Médicaments : Le Maroc accélère ses réformes pour sécuriser l’approvisionnement national
La disponibilité, la sécurité et la qualité des médicaments ne relèvent plus d’une simple problématique technique. Elles s’imposent désormais comme un enjeu stratégique majeur de sécurité sanitaire et de confiance des citoyens. Conscient de ces défis, le Maroc a engagé une série de réformes structurelles et de mesures d’urgence visant à renforcer durablement son système d’approvisionnement pharmaceutique.
Au cœur de ce chantier figure la création de l’Agence marocaine du médicament et des produits de santé, instituée par la loi n°10.22. Cette nouvelle entité est chargée de consolider la gouvernance du secteur et de renforcer la souveraineté pharmaceutique nationale. Ses missions portent notamment sur l’accélération des procédures d’autorisation et de contrôle, la garantie de la qualité et de la sécurité des médicaments, le suivi des stocks, ainsi que l’accompagnement de l’industrie nationale et de l’innovation.
Pour appuyer cette dynamique, un vaste programme de transformation numérique a été lancé. Il prévoit la digitalisation des autorisations de mise sur le marché, le suivi en temps réel des dossiers et le renforcement des dispositifs de pharmacovigilance. Objectif : instaurer une régulation pharmaceutique moderne, proactive et transparente, capable d’assurer la continuité de l’approvisionnement tout en respectant les standards de qualité et de sécurité.

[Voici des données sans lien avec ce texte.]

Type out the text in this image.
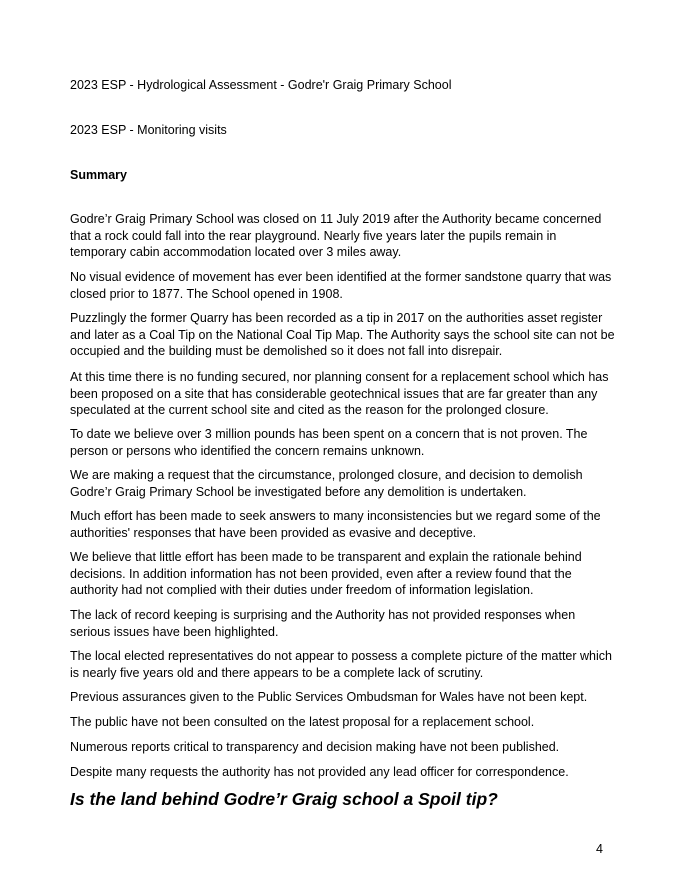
2023 ESP - Hydrological Assessment - Godre'r Graig Primary School
2023 ESP - Monitoring visits
Summary

Godre’r Graig Primary School was closed on 11 July 2019 after the Authority became concerned that a rock could fall into the rear playground. Nearly five years later the pupils remain in temporary cabin accommodation located over 3 miles away.

No visual evidence of movement has ever been identified at the former sandstone quarry that was closed prior to 1877. The School opened in 1908.

Puzzlingly the former Quarry has been recorded as a tip in 2017 on the authorities asset register and later as a Coal Tip on the National Coal Tip Map. The Authority says the school site can not be occupied and the building must be demolished so it does not fall into disrepair.

At this time there is no funding secured, nor planning consent for a replacement school which has been proposed on a site that has considerable geotechnical issues that are far greater than any speculated at the current school site and cited as the reason for the prolonged closure.

To date we believe over 3 million pounds has been spent on a concern that is not proven. The person or persons who identified the concern remains unknown.

We are making a request that the circumstance, prolonged closure, and decision to demolish Godre’r Graig Primary School be investigated before any demolition is undertaken.

Much effort has been made to seek answers to many inconsistencies but we regard some of the authorities' responses that have been provided as evasive and deceptive.

We believe that little effort has been made to be transparent and explain the rationale behind decisions. In addition information has not been provided, even after a review found that the authority had not complied with their duties under freedom of information legislation.

The lack of record keeping is surprising and the Authority has not provided responses when serious issues have been highlighted.

The local elected representatives do not appear to possess a complete picture of the matter which is nearly five years old and there appears to be a complete lack of scrutiny.

Previous assurances given to the Public Services Ombudsman for Wales have not been kept.

The public have not been consulted on the latest proposal for a replacement school.

Numerous reports critical to transparency and decision making have not been published.

Despite many requests the authority has not provided any lead officer for correspondence.

Is the land behind Godre’r Graig school a Spoil tip?
4
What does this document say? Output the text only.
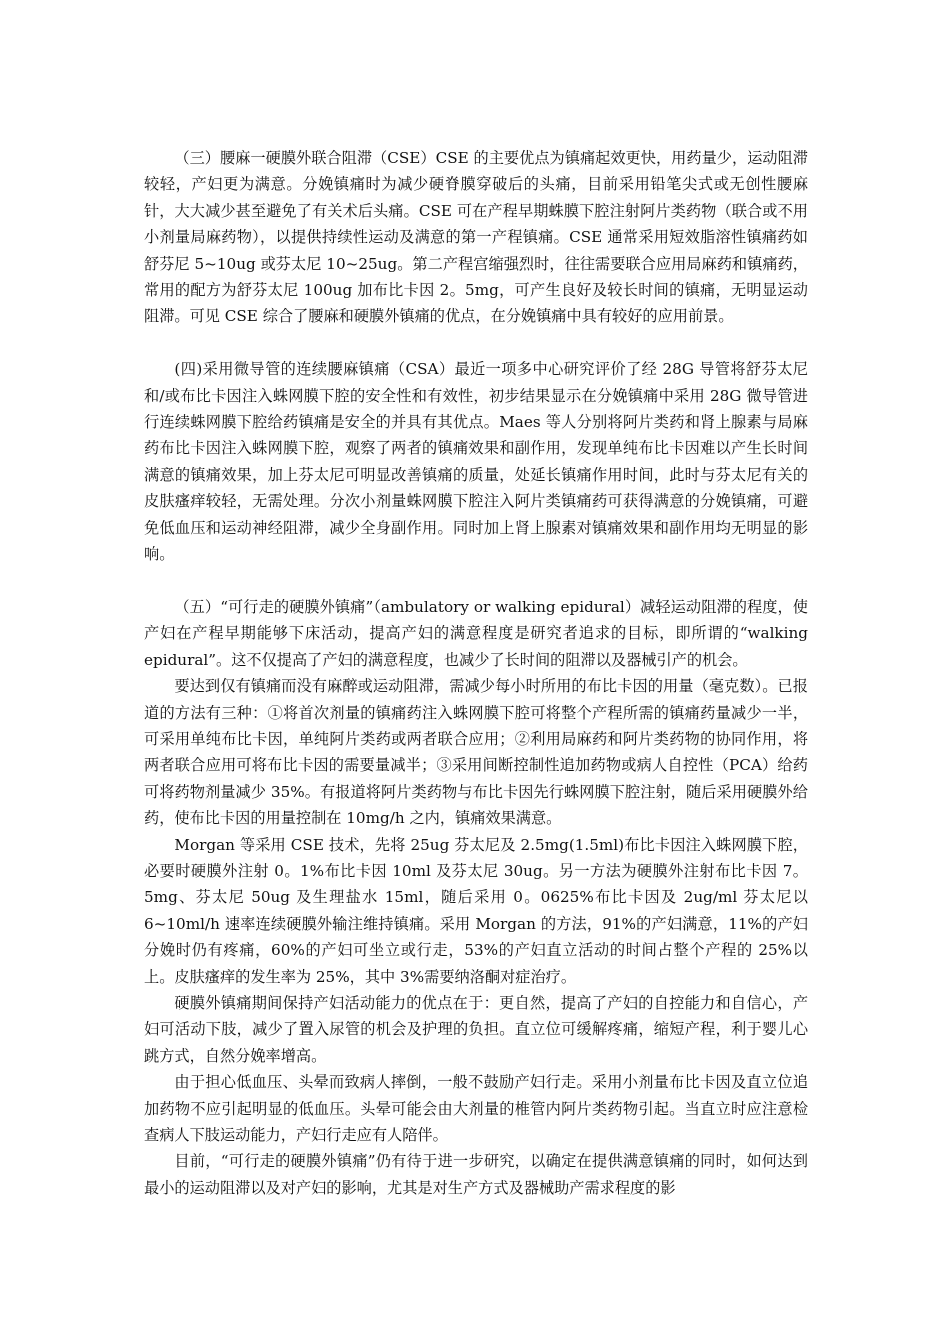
（三）腰麻一硬膜外联合阻滞（CSE）CSE 的主要优点为镇痛起效更快，用药量少，运动阻滞较轻，产妇更为满意。分娩镇痛时为减少硬脊膜穿破后的头痛，目前采用铅笔尖式或无创性腰麻针，大大减少甚至避免了有关术后头痛。CSE 可在产程早期蛛膜下腔注射阿片类药物（联合或不用小剂量局麻药物），以提供持续性运动及满意的第一产程镇痛。CSE 通常采用短效脂溶性镇痛药如舒芬尼 5~10ug 或芬太尼 10~25ug。第二产程宫缩强烈时，往往需要联合应用局麻药和镇痛药，常用的配方为舒芬太尼 100ug 加布比卡因 2。5mg，可产生良好及较长时间的镇痛，无明显运动阻滞。可见 CSE 综合了腰麻和硬膜外镇痛的优点，在分娩镇痛中具有较好的应用前景。

(四)采用微导管的连续腰麻镇痛（CSA）最近一项多中心研究评价了经 28G 导管将舒芬太尼和/或布比卡因注入蛛网膜下腔的安全性和有效性，初步结果显示在分娩镇痛中采用 28G 微导管进行连续蛛网膜下腔给药镇痛是安全的并具有其优点。Maes 等人分别将阿片类药和肾上腺素与局麻药布比卡因注入蛛网膜下腔，观察了两者的镇痛效果和副作用，发现单纯布比卡因难以产生长时间满意的镇痛效果，加上芬太尼可明显改善镇痛的质量，处延长镇痛作用时间，此时与芬太尼有关的皮肤瘙痒较轻，无需处理。分次小剂量蛛网膜下腔注入阿片类镇痛药可获得满意的分娩镇痛，可避免低血压和运动神经阻滞，减少全身副作用。同时加上肾上腺素对镇痛效果和副作用均无明显的影响。

（五）“可行走的硬膜外镇痛”（ambulatory or walking epidural）减轻运动阻滞的程度，使产妇在产程早期能够下床活动，提高产妇的满意程度是研究者追求的目标，即所谓的“walking epidural”。这不仅提高了产妇的满意程度，也减少了长时间的阻滞以及器械引产的机会。

要达到仅有镇痛而没有麻醉或运动阻滞，需减少每小时所用的布比卡因的用量（毫克数）。已报道的方法有三种：①将首次剂量的镇痛药注入蛛网膜下腔可将整个产程所需的镇痛药量减少一半，可采用单纯布比卡因，单纯阿片类药或两者联合应用；②利用局麻药和阿片类药物的协同作用，将两者联合应用可将布比卡因的需要量减半；③采用间断控制性追加药物或病人自控性（PCA）给药可将药物剂量减少 35%。有报道将阿片类药物与布比卡因先行蛛网膜下腔注射，随后采用硬膜外给药，使布比卡因的用量控制在 10mg/h 之内，镇痛效果满意。

Morgan 等采用 CSE 技术，先将 25ug 芬太尼及 2.5mg(1.5ml)布比卡因注入蛛网膜下腔，必要时硬膜外注射 0。1%布比卡因 10ml 及芬太尼 30ug。另一方法为硬膜外注射布比卡因 7。5mg、芬太尼 50ug 及生理盐水 15ml，随后采用 0。0625%布比卡因及 2ug/ml 芬太尼以 6~10ml/h 速率连续硬膜外输注维持镇痛。采用 Morgan 的方法，91%的产妇满意，11%的产妇分娩时仍有疼痛，60%的产妇可坐立或行走，53%的产妇直立活动的时间占整个产程的 25%以上。皮肤瘙痒的发生率为 25%，其中 3%需要纳洛酮对症治疗。

硬膜外镇痛期间保持产妇活动能力的优点在于：更自然，提高了产妇的自控能力和自信心，产妇可活动下肢，减少了置入尿管的机会及护理的负担。直立位可缓解疼痛，缩短产程，利于婴儿心跳方式，自然分娩率增高。

由于担心低血压、头晕而致病人摔倒，一般不鼓励产妇行走。采用小剂量布比卡因及直立位追加药物不应引起明显的低血压。头晕可能会由大剂量的椎管内阿片类药物引起。当直立时应注意检查病人下肢运动能力，产妇行走应有人陪伴。

目前，“可行走的硬膜外镇痛”仍有待于进一步研究，以确定在提供满意镇痛的同时，如何达到最小的运动阻滞以及对产妇的影响，尤其是对生产方式及器械助产需求程度的影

Dans le même esprit, le ministère de la Santé, en coordination avec l’Agence, travaille à la révision du décret relatif à l’autorisation de mise sur le marché (AMM). Cette actualisation vise à adapter le cadre réglementaire aux exigences de la réforme en cours, à fluidifier les procédures et à prévenir les risques de rupture, sans compromis sur la sécurité des produits.
Parallèlement, les autorités préparent la mise en place d’un observatoire national des médicaments. Conçu comme un outil d’anticipation et de transparence, il aura pour mission de détecter précocement les dysfonctionnements de l’approvisionnement, de suivre l’évolution des prix et d’alimenter la décision publique par des données fiables et actualisées.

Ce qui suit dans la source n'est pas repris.